Şimdiye kadar Ermeniler tarafından “Büyük Felaket”i anma günü olarak takvime geçmiş bir günü Çanakkale ile örtüştürmek vahim bir siyasi ve ahlaki hatadır.

İkisi birbirinden çok farklıdır:  Birisi bitmiş öteki ise bitmemiş bir savaşa aittir.

Çanakkale savaşları bitti. Atatürk ne dedi:

 “Anneler gözyaşlarınızı silin. Artık onlar bizim de evlatlarımızdır.”

Acılar unutuldu.  Arada gerginlik yok, kin yok, nefret yok.

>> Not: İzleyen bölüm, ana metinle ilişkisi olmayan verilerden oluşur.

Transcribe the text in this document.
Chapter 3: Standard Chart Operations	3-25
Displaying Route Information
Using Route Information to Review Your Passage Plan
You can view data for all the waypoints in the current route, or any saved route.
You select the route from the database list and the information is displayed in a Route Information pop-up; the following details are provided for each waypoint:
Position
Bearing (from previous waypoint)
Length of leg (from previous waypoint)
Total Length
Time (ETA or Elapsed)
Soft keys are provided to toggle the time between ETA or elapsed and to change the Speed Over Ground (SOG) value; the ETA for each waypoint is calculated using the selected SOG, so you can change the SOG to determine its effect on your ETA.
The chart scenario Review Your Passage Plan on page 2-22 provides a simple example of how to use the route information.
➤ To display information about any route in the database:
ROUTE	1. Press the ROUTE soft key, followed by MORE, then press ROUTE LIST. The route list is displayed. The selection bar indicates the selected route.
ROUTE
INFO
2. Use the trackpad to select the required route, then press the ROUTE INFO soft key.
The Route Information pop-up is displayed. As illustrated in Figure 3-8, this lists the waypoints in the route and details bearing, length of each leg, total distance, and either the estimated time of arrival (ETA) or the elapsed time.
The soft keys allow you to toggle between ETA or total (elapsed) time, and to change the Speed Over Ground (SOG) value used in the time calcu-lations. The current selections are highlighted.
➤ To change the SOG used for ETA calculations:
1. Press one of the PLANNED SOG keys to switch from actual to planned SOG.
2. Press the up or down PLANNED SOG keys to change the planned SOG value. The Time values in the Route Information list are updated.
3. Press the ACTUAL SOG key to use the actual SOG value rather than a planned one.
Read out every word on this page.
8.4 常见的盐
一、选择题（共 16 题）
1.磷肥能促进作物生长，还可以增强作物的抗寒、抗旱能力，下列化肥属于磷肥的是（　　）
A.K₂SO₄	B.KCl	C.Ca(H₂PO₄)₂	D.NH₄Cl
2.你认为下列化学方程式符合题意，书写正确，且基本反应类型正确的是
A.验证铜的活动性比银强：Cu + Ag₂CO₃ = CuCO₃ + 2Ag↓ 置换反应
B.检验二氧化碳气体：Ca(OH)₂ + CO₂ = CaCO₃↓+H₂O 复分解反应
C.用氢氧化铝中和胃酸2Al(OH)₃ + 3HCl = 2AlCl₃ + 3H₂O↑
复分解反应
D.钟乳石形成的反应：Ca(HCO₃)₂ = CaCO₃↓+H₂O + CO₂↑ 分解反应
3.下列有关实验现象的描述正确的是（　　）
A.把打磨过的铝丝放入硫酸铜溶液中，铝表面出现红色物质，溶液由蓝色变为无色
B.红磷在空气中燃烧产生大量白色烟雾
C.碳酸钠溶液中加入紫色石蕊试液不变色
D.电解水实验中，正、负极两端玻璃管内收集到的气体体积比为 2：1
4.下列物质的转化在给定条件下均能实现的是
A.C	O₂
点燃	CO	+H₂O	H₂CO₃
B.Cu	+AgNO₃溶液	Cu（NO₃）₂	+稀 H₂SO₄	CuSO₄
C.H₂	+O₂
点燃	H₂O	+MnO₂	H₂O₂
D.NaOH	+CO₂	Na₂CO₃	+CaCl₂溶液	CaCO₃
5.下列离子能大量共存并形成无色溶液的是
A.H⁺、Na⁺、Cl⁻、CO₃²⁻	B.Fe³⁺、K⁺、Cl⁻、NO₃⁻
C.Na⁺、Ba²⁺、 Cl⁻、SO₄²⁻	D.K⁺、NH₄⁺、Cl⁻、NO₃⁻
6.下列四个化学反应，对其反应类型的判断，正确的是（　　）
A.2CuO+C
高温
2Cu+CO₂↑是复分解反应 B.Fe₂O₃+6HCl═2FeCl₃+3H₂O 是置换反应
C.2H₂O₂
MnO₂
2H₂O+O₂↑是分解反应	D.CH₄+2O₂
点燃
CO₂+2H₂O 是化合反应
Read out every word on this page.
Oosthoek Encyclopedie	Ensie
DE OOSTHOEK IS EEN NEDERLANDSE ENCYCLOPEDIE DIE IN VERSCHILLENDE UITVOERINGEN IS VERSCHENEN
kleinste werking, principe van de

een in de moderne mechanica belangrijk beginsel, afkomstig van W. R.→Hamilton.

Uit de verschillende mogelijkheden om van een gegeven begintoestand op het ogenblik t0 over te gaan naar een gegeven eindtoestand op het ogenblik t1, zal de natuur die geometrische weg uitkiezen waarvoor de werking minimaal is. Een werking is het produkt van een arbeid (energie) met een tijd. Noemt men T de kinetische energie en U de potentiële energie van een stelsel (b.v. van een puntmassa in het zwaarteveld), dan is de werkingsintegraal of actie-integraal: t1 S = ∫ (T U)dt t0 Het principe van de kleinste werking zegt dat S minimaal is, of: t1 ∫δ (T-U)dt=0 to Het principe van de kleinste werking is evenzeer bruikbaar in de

Ermenistan ve diaspora Ermenileri konusunda ne yazık ki aynı şeyi söyleyemiyoruz.   Kimi çevrelerde kin ve nefret devam ediyor, bu gibi vesilelerden de yararlanılarak durmadan yeniden üretiliyor.

Ermenistan Devlet Başkanı Serkisyan’ın Erdoğan’ın davetine verdiği cevabın yer aldığı İngilizce Ermeni gazetelerindeki yorumlardan püsküren banal ırkçılık ve ilkel dil köprülerin altından henüz yeterli su geçmediğini otaya koyuyor.  Buralarda da bunlara tekabül eden bir dil olduğunu, olabileceğini biliyorum.

Çanakkale Savaşı bitti.  Öbür savaş ne yazık ki devam ediyor.

 “Batı Ermenistan (Erzurum, Kars, Ardahan Van) bizim olana kadar devam edecek ” diye yazıyor azınlıkta olduğunu umut ettiğim ırkçılar.

Gelecek kuşakların barış ve huzur içinde yaşaması için bu kinlerin de aşılması, bu savaşın da bitmesi gerekiyor. Ama bu kinle, bu dille nasıl olacak?

1970 ve 80’li yıllarda Türk diplomatlarına ve yakınlarına yönelik terör kampanyası kapanmış yaraları kaşıdı, kanattı, iki halkın barışıp kucaklaşmasını en az 50 yıl geriye attı.

Hayatlar kuşaklar gelip geçiyor. Daha kaç 50 yıl geçmesi gerekecek?

Hrant’ın dediği gibi,  bu zehiri içimizden boşaltmalıyız. Bunları aşmalıyız.

Büyük nefretleri de, küçük ayak oyunlarını da!